Cordilleran Section - 98th Annual Meeting (May 13–15, 2002)

Paper No. 0
Presentation Time: 2:00 PM

THE VIRTUAL RESEARCH VESSEL: A PROTOTYPE FOR COUPLING MID-OCEAN RIDGE DATA, MAPS, AND MODELS


WRIGHT, Dawn J.1, O'DEA, Elizabeth1, TOOMEY, Douglas R.2, CUNY, Janice E.3 and CUSHING, Judith B.4, (1)Department of Geosciences, Oregon State Univ, 104 Wilkinson Hall, Corvallis, OR 97331-5506, (2)Department of Geological Sciences, Univ of Oregon, Eugene, OR 97403, (3)Department of Computer and Information Sciences, Univ of Oregon, Eugene, OR 97403, (4)Evergreen State College, Olympia, WA 98505, dawn@dusk.geo.orst.edu

During several decades of investigation, the East Pacific Rise seafloor-spreading center at 9-10°N has been explored by marine geologists, geophysicists chemists, and biologists, emerging as one of the best studied sections of the global mid-ocean ridge.

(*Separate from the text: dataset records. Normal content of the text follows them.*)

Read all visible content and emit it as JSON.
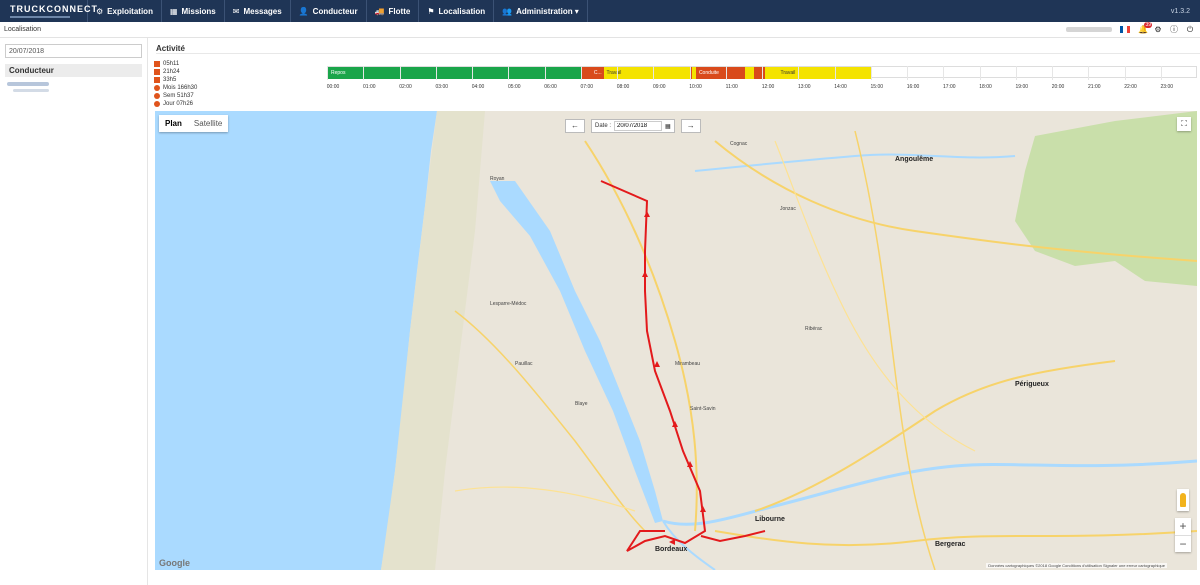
{
  "brand": {
    "name": "TRUCKCONNECT"
  },
  "nav": {
    "items": [
      {
        "label": "Exploitation",
        "icon": "gear-icon",
        "glyph": "⚙"
      },
      {
        "label": "Missions",
        "icon": "grid-icon",
        "glyph": "▦"
      },
      {
        "label": "Messages",
        "icon": "chat-icon",
        "glyph": "✉"
      },
      {
        "label": "Conducteur",
        "icon": "user-icon",
        "glyph": "👤"
      },
      {
        "label": "Flotte",
        "icon": "truck-icon",
        "glyph": "🚚"
      },
      {
        "label": "Localisation",
        "icon": "flag-icon",
        "glyph": "⚑"
      },
      {
        "label": "Administration ▾",
        "icon": "users-icon",
        "glyph": "👥"
      }
    ],
    "version": "v1.3.2"
  },
  "breadcrumb": "Localisation",
  "toolbar": {
    "notification_count": "39",
    "flag_colors": [
      "#0055a4",
      "#ffffff",
      "#ef4135"
    ]
  },
  "left": {
    "search_value": "20/07/2018",
    "conducteur_header": "Conducteur"
  },
  "activity": {
    "title": "Activité",
    "legend": [
      {
        "shape": "sq",
        "text": "05h11"
      },
      {
        "shape": "sq",
        "text": "21h24"
      },
      {
        "shape": "sq",
        "text": "33h5"
      },
      {
        "shape": "dot",
        "text": "Mois 166h30"
      },
      {
        "shape": "dot",
        "text": "Sem 51h37"
      },
      {
        "shape": "dot",
        "text": "Jour 07h26"
      }
    ],
    "segments": [
      {
        "label": "Repos",
        "color": "#1aa54a",
        "start": 0.0,
        "end": 7.0
      },
      {
        "label": "",
        "color": "#d94a1b",
        "start": 7.0,
        "end": 7.25
      },
      {
        "label": "C...",
        "color": "#d94a1b",
        "start": 7.25,
        "end": 7.6
      },
      {
        "label": "Travail",
        "color": "#f4e300",
        "start": 7.6,
        "end": 10.0
      },
      {
        "label": "",
        "color": "#d94a1b",
        "start": 10.0,
        "end": 10.05
      },
      {
        "label": "",
        "color": "#f4e300",
        "start": 10.05,
        "end": 10.15
      },
      {
        "label": "Conduite",
        "color": "#d94a1b",
        "start": 10.15,
        "end": 11.5
      },
      {
        "label": "",
        "color": "#f4e300",
        "start": 11.5,
        "end": 11.75
      },
      {
        "label": "",
        "color": "#d94a1b",
        "start": 11.75,
        "end": 12.05
      },
      {
        "label": "",
        "color": "#f4e300",
        "start": 12.05,
        "end": 12.4
      },
      {
        "label": "Travail",
        "color": "#f4e300",
        "start": 12.4,
        "end": 15.0
      }
    ],
    "ticks": [
      "00:00",
      "01:00",
      "02:00",
      "03:00",
      "04:00",
      "05:00",
      "06:00",
      "07:00",
      "08:00",
      "09:00",
      "10:00",
      "11:00",
      "12:00",
      "13:00",
      "14:00",
      "15:00",
      "16:00",
      "17:00",
      "18:00",
      "19:00",
      "20:00",
      "21:00",
      "22:00",
      "23:00"
    ]
  },
  "map": {
    "tab_plan": "Plan",
    "tab_satellite": "Satellite",
    "date_label": "Date :",
    "date_value": "20/07/2018",
    "prev": "←",
    "next": "→",
    "google": "Google",
    "footer": "Données cartographiques ©2018 Google  Conditions d'utilisation  Signaler une erreur cartographique",
    "towns": [
      {
        "name": "Saintes",
        "big": false
      },
      {
        "name": "Cognac",
        "big": false
      },
      {
        "name": "Angoulême",
        "big": true
      },
      {
        "name": "Jonzac",
        "big": false
      },
      {
        "name": "Libourne",
        "big": true
      },
      {
        "name": "Bordeaux",
        "big": true
      },
      {
        "name": "Périgueux",
        "big": true
      },
      {
        "name": "Bergerac",
        "big": true
      },
      {
        "name": "Lesparre-Médoc",
        "big": false
      },
      {
        "name": "Royan",
        "big": false
      },
      {
        "name": "Blaye",
        "big": false
      },
      {
        "name": "Pauillac",
        "big": false
      },
      {
        "name": "Saint-Savin",
        "big": false
      },
      {
        "name": "Mirambeau",
        "big": false
      },
      {
        "name": "Ribérac",
        "big": false
      }
    ]
  }
}
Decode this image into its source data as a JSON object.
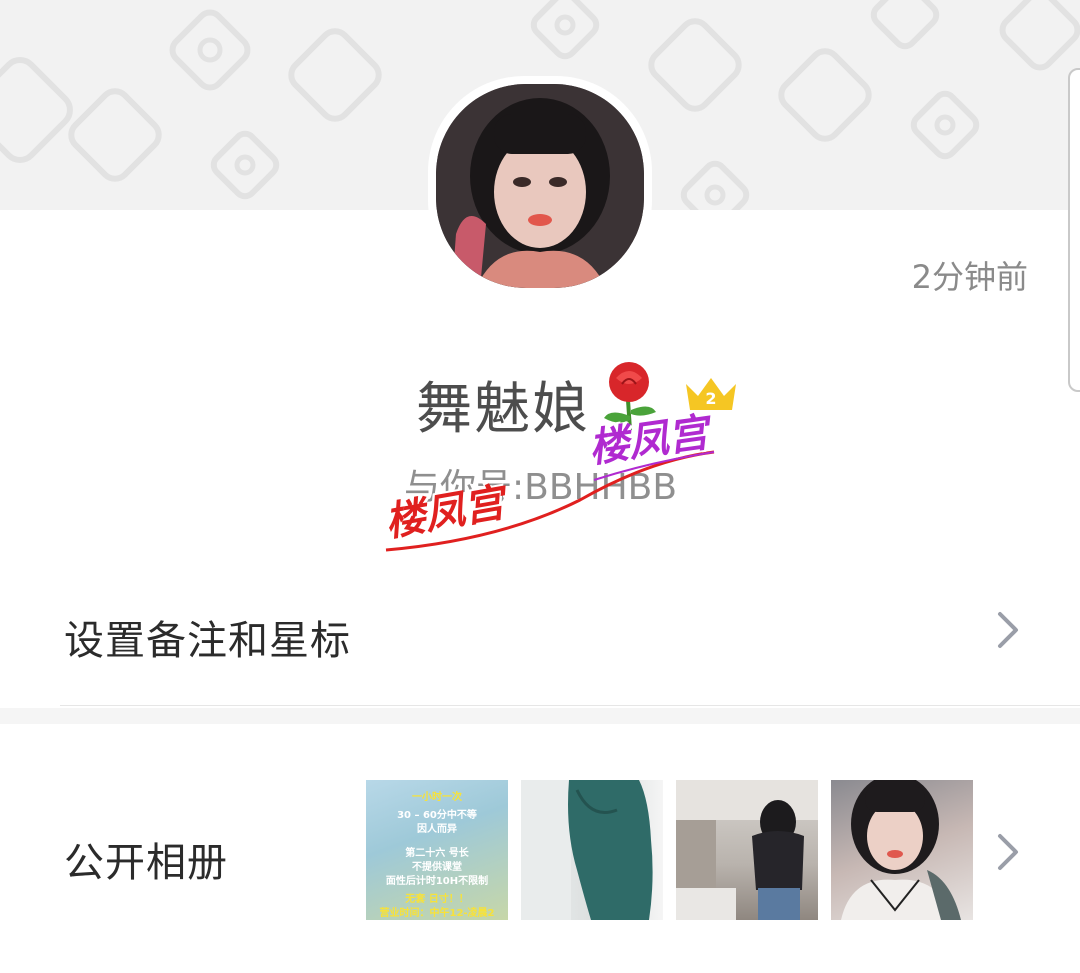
{
  "profile": {
    "time_ago": "2分钟前",
    "nickname": "舞魅娘",
    "wechat_id": "与你号:BBHHBB"
  },
  "watermark": {
    "text_1": "楼凤宫",
    "text_2": "楼凤宫"
  },
  "crown": {
    "level": "2"
  },
  "rows": {
    "remark_label": "设置备注和星标",
    "album_label": "公开相册"
  },
  "album": {
    "poster_lines": [
      "一小时一次",
      "30 – 60分中不等",
      "因人而异",
      "第二十六 号长",
      "不提供课堂",
      "面性后计时10H不限制",
      "无套 日寸！！",
      "营业时间：中午12-凌晨2"
    ]
  },
  "colors": {
    "cover_bg": "#f2f2f2",
    "text_primary": "#2b2b2b",
    "text_secondary": "#8a8a8a",
    "watermark_red": "#e0201f",
    "watermark_purple": "#b02ad0",
    "crown_gold": "#f5c623"
  }
}
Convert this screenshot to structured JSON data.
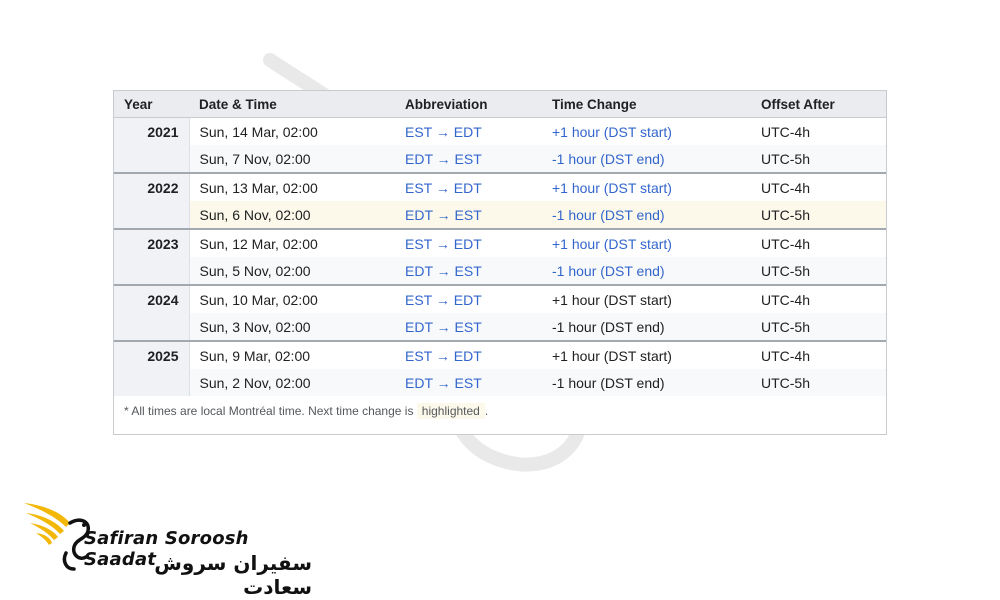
{
  "table": {
    "headers": [
      "Year",
      "Date & Time",
      "Abbreviation",
      "Time Change",
      "Offset After"
    ],
    "groups": [
      {
        "year": "2021",
        "rows": [
          {
            "date": "Sun, 14 Mar, 02:00",
            "abbr": "EST → EDT",
            "change": "+1 hour (DST start)",
            "offset": "UTC-4h"
          },
          {
            "date": "Sun, 7 Nov, 02:00",
            "abbr": "EDT → EST",
            "change": "-1 hour (DST end)",
            "offset": "UTC-5h"
          }
        ]
      },
      {
        "year": "2022",
        "rows": [
          {
            "date": "Sun, 13 Mar, 02:00",
            "abbr": "EST → EDT",
            "change": "+1 hour (DST start)",
            "offset": "UTC-4h"
          },
          {
            "date": "Sun, 6 Nov, 02:00",
            "abbr": "EDT → EST",
            "change": "-1 hour (DST end)",
            "offset": "UTC-5h",
            "highlighted": true
          }
        ]
      },
      {
        "year": "2023",
        "rows": [
          {
            "date": "Sun, 12 Mar, 02:00",
            "abbr": "EST → EDT",
            "change": "+1 hour (DST start)",
            "offset": "UTC-4h"
          },
          {
            "date": "Sun, 5 Nov, 02:00",
            "abbr": "EDT → EST",
            "change": "-1 hour (DST end)",
            "offset": "UTC-5h"
          }
        ]
      },
      {
        "year": "2024",
        "rows": [
          {
            "date": "Sun, 10 Mar, 02:00",
            "abbr": "EST → EDT",
            "change": "+1 hour (DST start)",
            "offset": "UTC-4h"
          },
          {
            "date": "Sun, 3 Nov, 02:00",
            "abbr": "EDT → EST",
            "change": "-1 hour (DST end)",
            "offset": "UTC-5h"
          }
        ]
      },
      {
        "year": "2025",
        "rows": [
          {
            "date": "Sun, 9 Mar, 02:00",
            "abbr": "EST → EDT",
            "change": "+1 hour (DST start)",
            "offset": "UTC-4h"
          },
          {
            "date": "Sun, 2 Nov, 02:00",
            "abbr": "EDT → EST",
            "change": "-1 hour (DST end)",
            "offset": "UTC-5h"
          }
        ]
      }
    ],
    "footnote": {
      "prefix": "* All times are local Montréal time. Next time change is",
      "highlight": "highlighted",
      "suffix": "."
    }
  },
  "colors": {
    "link": "#3366cc",
    "highlight_row": "#fdf9ea",
    "header_bg": "#eaecf0",
    "logo_gold": "#f2b707"
  },
  "logo": {
    "name_en": "Safiran Soroosh Saadat",
    "name_fa": "سفیران سروش سعادت",
    "icons": [
      "phoenix-wings-icon",
      "bird-watermark-icon"
    ]
  }
}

It is an example of a region for which there is now a great wealth of observational data, results and data-driven theoretical studies. However, these have yet to be fully utilized, either by research scientists or educators. While the situation is improving, a large amount of data, results, and related theoretical models still exist either in an inert, non-interactive form (e.g., journal publications), or as unlinked and currently incompatible computer data or algorithms. Presented here is the prototype of a computational environment and toolset, called the Virtual Research Vessel, to improve the situation by providing marine scientists and educators with simultaneous access to data, maps, and numerical models. While infrastructure is desired and needed for ready access to data and the resulting maps via web GIS, in order to link disparate data sets (data to data), it is argued that data must also be linked to models for better exploration of new relations between observables, refinement of numerical simulations, and the quantitative evaluation of scientific hypotheses. Web GIS is therefore only an initial step rather than a final solution, and the ongoing implementation of the Virtual Research Vessel is a case study for the mid-ocean ridge community to test the effectiveness of moving beyond the "data-to-data" mode towards "data-to-models" and "data-to-interpretation."